The potential of the collection – which also features a diverse selection of coffee tables that boast the same, refined aluminium leg profile protruding from around their elegant tops – has been further increased by the addition of armchairs with armrests – Blume 2959 and 2955.
Launched in 2021, these particular designs took longer to produce. “It’s a challenge to bend the tube, particularly as we wanted to retain the flower profile,” Sebastian explains the challenge behind ensuring the decorative detailing could seamlessly follow the curvature of the armrests, enhancing the chair’s unique and instantly recognisable silhouettes.
“You need to really investigate the mould and the bending, so that the structure of the flower isn’t destroyed during the process.”
Pedrali’s unique fusion of passion and technical expertise were instrumental in fulfilling Sebastian’s meticulous vision. “Pedrali invests so much in mould, and has such incredible engineering capability.

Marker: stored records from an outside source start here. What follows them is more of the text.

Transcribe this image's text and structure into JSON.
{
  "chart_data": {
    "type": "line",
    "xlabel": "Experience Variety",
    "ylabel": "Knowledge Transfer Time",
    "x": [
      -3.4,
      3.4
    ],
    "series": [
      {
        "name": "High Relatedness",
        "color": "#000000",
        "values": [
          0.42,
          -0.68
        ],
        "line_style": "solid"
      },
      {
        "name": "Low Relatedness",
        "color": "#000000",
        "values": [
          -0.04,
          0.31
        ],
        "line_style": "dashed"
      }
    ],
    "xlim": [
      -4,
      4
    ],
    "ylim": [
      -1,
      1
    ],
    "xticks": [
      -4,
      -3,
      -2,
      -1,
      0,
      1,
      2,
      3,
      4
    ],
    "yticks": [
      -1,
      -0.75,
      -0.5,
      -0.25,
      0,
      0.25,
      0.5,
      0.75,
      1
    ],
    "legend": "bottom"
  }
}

For me, it was wonderful to design Blume with them,” the designer puts emphasis on the word “with.”
“It’s a collaboration because I have the vision and idea, but then it’s the craftspeople and engineers on the other side who bring it to life,” Sebastian says. “It’s really the people behind the scenes, the craftsmen who wake up at six or five o’clock in the morning to go to the workshop to put all their passion, work, energy and knowledge into a product.”
In speaking of the importance of the artisans, Sebastian points to the fact that in the Blume collection designs fixtures are hidden away. “You couldn’t weld or glue the structural elements – they had to be screwed together. But this wonderful older gentleman from the engineering team found an incredible solution which sees all of the screws concealed. For a designer, it’s really amazing to work with a company that has this kind of potential – and people who are really interested in finding solutions.”
Sebastian’s work has always been genuinely driven by the interactions with the craftspeople. “Before COVID I was spending 150 days a year travelling – from Zimbabwe, to Colombia and Japan – to really discover and understand local craft, meet people in workshops and learn about their techniques.”
This drive to interact, observe and learn is matched by Sebastian’s desire to connect, and establish shared values – whether it’s the approach to design, social responsibility or environmental awareness. It’s precisely the kind of connection he’s found with Pedrali. “They’re Incredibly down to earth,” he says. “And they produce everything in-house, which is fantastic from a sustainability point of view.”
It’s one of the reasons the designer wants to expand the Blume range further. “With Pedrali we are working on something new, which will be launched in June in Milan,” he announces with excitement.
“It’s wonderful when a company offers the opportunity to grow a product family,” Sebastian says. “Many brands just want to pursue novelty every year. But creating a family, growing it, revitalising it makes people remember it more. Especially if you have a partner that you design the product with – it makes it more successful.”
There is no doubt that the Blume collection has been both successful and – like a forget-me-not of the design world – incredibly memorable. And with its innate finesse, the utmost attention to detail that serves as a testament to the incredible craft at the heart of it, its inviting robustness and architectural versatility, Blume is bound to make any interior flourish.
The range – including the latest addition of the collection – is available in Australia with Pedrali.